The ferns and trees were now thick enough that a bend or two in the path put a person out of sight.  The two friends hurried.  Narnemvar concentrated on the point of leashing as his feet moved on their own.  Just as they were able to see Satbada, and the narrow log spanning the path in front of him, the magic came clear to Narnemvar. 

“Stop!  There’s a curse in the path!”

Satbada stopped, but his foot had already cleared the log and so came down on the other side.  There was a humming, as of bees, and a faint wiggling spider web of green light that danced for a moment over the servant’s skin.

“Damn!  Hold still.  Let me read this.”

“I don’t mean to gainsay a friend of the master,” said the servant, “but isn’t it impossible to read a curse that has already been fully cast.”

“For most people, yes.  Hold still now.  This will tickle.”

Narnemvar chanted a spell, his hands forming an intricate gesture as he did so.  His friend and his friend’s servant could tell that this was happening, even if they couldn’t quite make out the words or the movements.  That was the expected thing with formal magic. 

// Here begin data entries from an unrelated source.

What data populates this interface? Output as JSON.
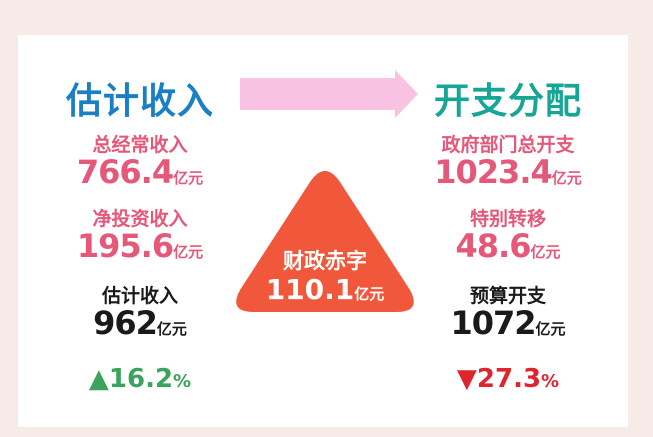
{
  "left": {
    "title": "估计收入",
    "items": [
      {
        "label": "总经常收入",
        "value": 766.4,
        "unit": "亿元"
      },
      {
        "label": "净投资收入",
        "value": 195.6,
        "unit": "亿元"
      },
      {
        "label": "估计收入",
        "value": 962,
        "unit": "亿元"
      }
    ],
    "change": {
      "value": 16.2,
      "unit": "%"
    }
  },
  "right": {
    "title": "开支分配",
    "items": [
      {
        "label": "政府部门总开支",
        "value": 1023.4,
        "unit": "亿元"
      },
      {
        "label": "特别转移",
        "value": 48.6,
        "unit": "亿元"
      },
      {
        "label": "预算开支",
        "value": 1072,
        "unit": "亿元"
      }
    ],
    "change": {
      "value": 27.3,
      "unit": "%"
    }
  },
  "deficit": {
    "label": "财政赤字",
    "value": 110.1,
    "unit": "亿元"
  }
}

“Okay, move.  I didn’t get all of it, but it’s tied to you being near the little place we just left and it’s slow.  The farther away we get and the faster we get there, the less chance it will have to work.  We may be able to outmove it entirely.  Whoever set it up is very low level.”

“Can’t you undo it?” Postlavanderon asked.

“Perhaps, but I’d rather undo it a good bit farther down the road.  If you don’t mind, I’ll watch it as we go.  I’m sorry, Lavvi, but I won’t be able to talk while I do it.”

“How unfortunate.”  Satbada’s voice betrayed no trace of sarcasm.  That had to be supplied by inference.